The controversial questions continued, with the group asking Bevin how his long-time friend Charles Grindle got a $215 thousand raise- making him the highest paid state Chief Information Officer in all 50 states.



A move Bevin justified. “Dr. Grindle has removed the entire system that existed that was antiquated and out dated and all of the salaries associated with those that are now able to be repurposed into other areas that are more appropriate. We now use cloud technology and modern servers. We’re saving millions of dollars a year. This is a person who could make 2,3 times as much money easily. Whether we think it’s fair or not, some people earn more than other people. There’s a reason a professional athlete gets paid more than a non-professional athlete,” said Bevin.

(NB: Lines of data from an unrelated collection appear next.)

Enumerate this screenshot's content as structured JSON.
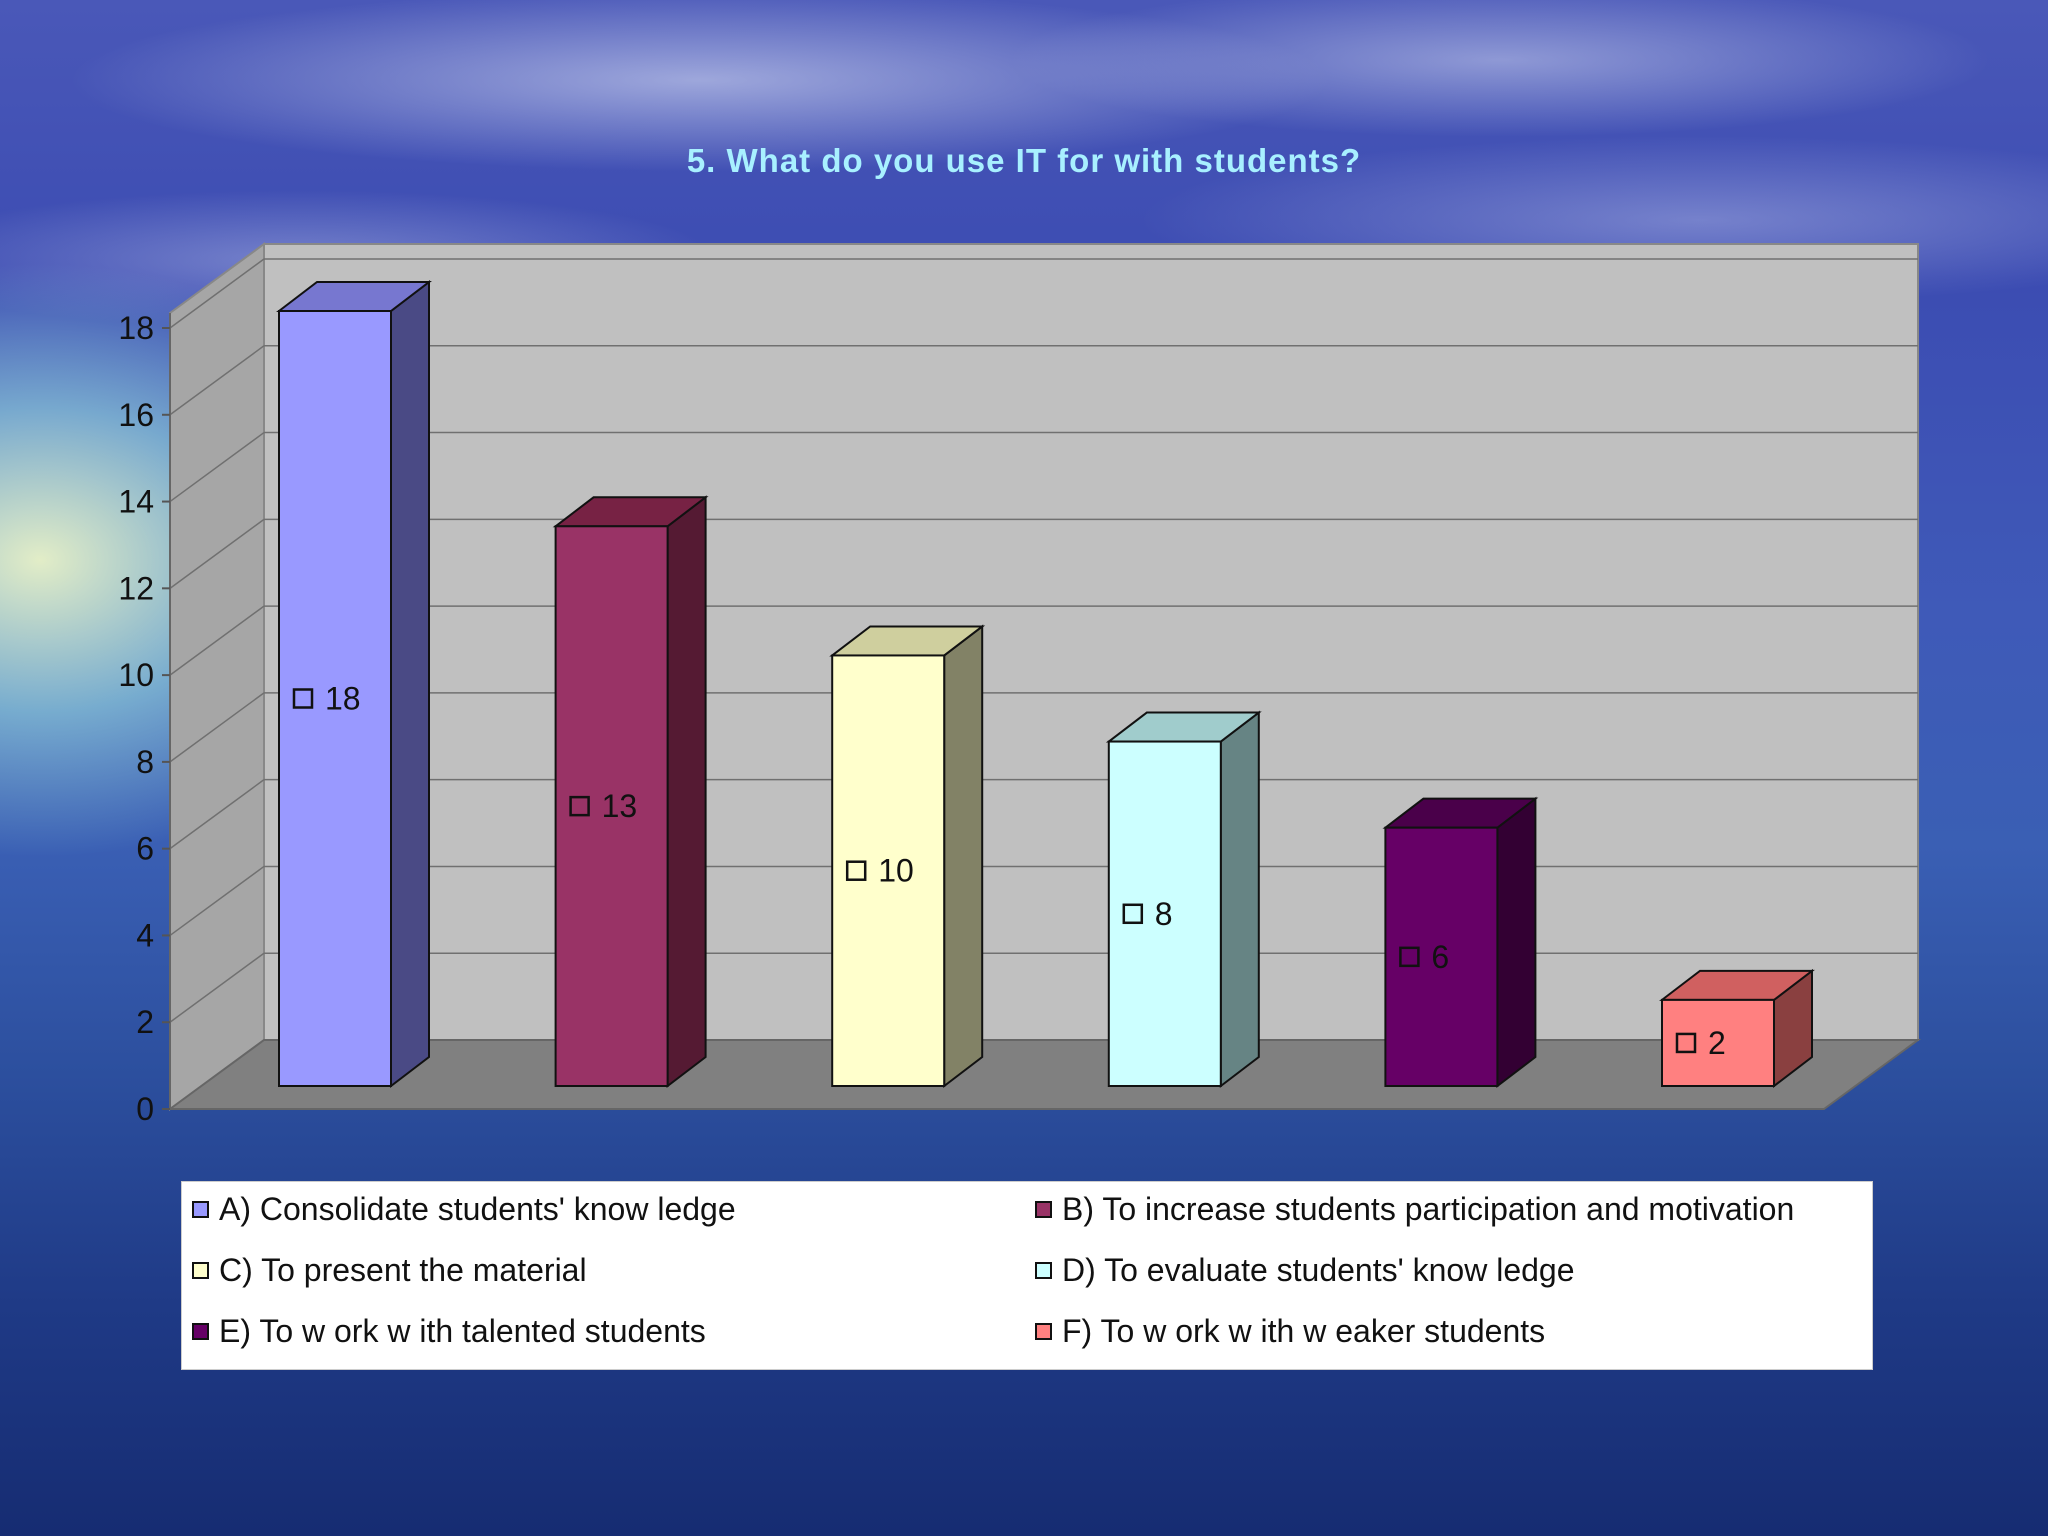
{
  "chart_data": {
    "type": "bar",
    "title": "5. What do you use IT for with students?",
    "categories": [
      "A) Consolidate students' knowledge",
      "B) To increase students participation and motivation",
      "C) To present the material",
      "D) To evaluate students' knowledge",
      "E) To work with talented students",
      "F) To work with weaker students"
    ],
    "values": [
      18,
      13,
      10,
      8,
      6,
      2
    ],
    "data_labels": [
      "18",
      "13",
      "10",
      "8",
      "6",
      "2"
    ],
    "colors": [
      "#9999ff",
      "#993366",
      "#ffffcc",
      "#ccffff",
      "#660066",
      "#ff8080"
    ],
    "side_colors": [
      "#4a4a85",
      "#551a33",
      "#828266",
      "#668484",
      "#330033",
      "#8a4040"
    ],
    "top_colors": [
      "#7777d0",
      "#772244",
      "#cfcf9e",
      "#a0cccc",
      "#4a004a",
      "#d06060"
    ],
    "ylim": [
      0,
      18
    ],
    "yticks": [
      "0",
      "2",
      "4",
      "6",
      "8",
      "10",
      "12",
      "14",
      "16",
      "18"
    ],
    "xlabel": "",
    "ylabel": "",
    "grid": true,
    "legend_position": "bottom",
    "legend": [
      "A) Consolidate students' know ledge",
      "B) To increase students participation and motivation",
      "C) To present the material",
      "D) To evaluate students' know ledge",
      "E) To w ork w ith talented students",
      "F) To w ork w ith w eaker students"
    ]
  }
}
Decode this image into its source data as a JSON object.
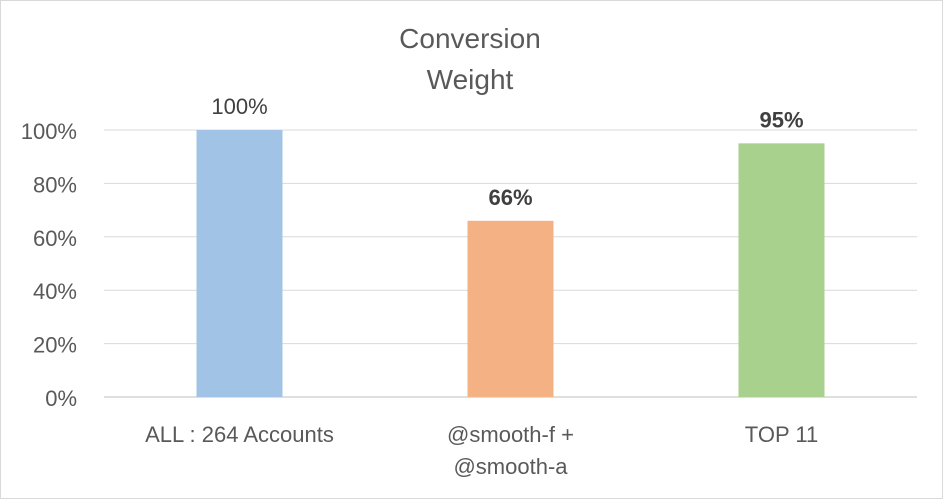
{
  "chart_data": {
    "type": "bar",
    "title_lines": [
      "Conversion",
      "Weight"
    ],
    "categories": [
      [
        "ALL : 264 Accounts"
      ],
      [
        "@smooth-f +",
        "@smooth-a"
      ],
      [
        "TOP 11"
      ]
    ],
    "values": [
      100,
      66,
      95
    ],
    "data_labels": [
      "100%",
      "66%",
      "95%"
    ],
    "data_label_bold": [
      false,
      true,
      true
    ],
    "bar_colors": [
      "#a1c3e6",
      "#f4b183",
      "#a9d18e"
    ],
    "y_ticks": [
      "0%",
      "20%",
      "40%",
      "60%",
      "80%",
      "100%"
    ],
    "ylim": [
      0,
      100
    ],
    "grid": true,
    "legend": "none"
  }
}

Then a question on Kentucky Wired, a program that the community says they were looking forward to. Bevin said he hopes to keep the project, but said a lot needs to be done for it to succeed. He explained, “That $273 million should never have been sold because we didn’t have pole agreements. We didn’t have rights of ways. We didn’t have contracts in place to be able to deliver on what was needed to be able to guarantee the payback but nobody cared because they were on their way out the door and they were going to profit off this.”

The hours long forum ended on a hot note, when the question of taxes came up. Retired teacher Elizabeth Long asked, “In order to promote transparency in our government and to enlist the trust that every voter wants to have, will you release your tax returns?”

2018 Statement of Financial Disclosure by Annie Andersen on Scribd


Bevin said he has filed the required financial disclosure and saying tax payers don’t need to see his tax returns. He said, “There’s things that I do with my money that are nobody’s business. And everything that is their business is required by the state to be disclosed. And it’s all publicly available. Everything that I have any investment in, anything that I have any ownership stake in, anything that I can make money from, is already disclosed and is known to people. The rest of it is people just being nosy about things that is none of their business. “


Kentucky posts the blank form online, but the completed versions have to be requested via an Open Records request or in Frankfort.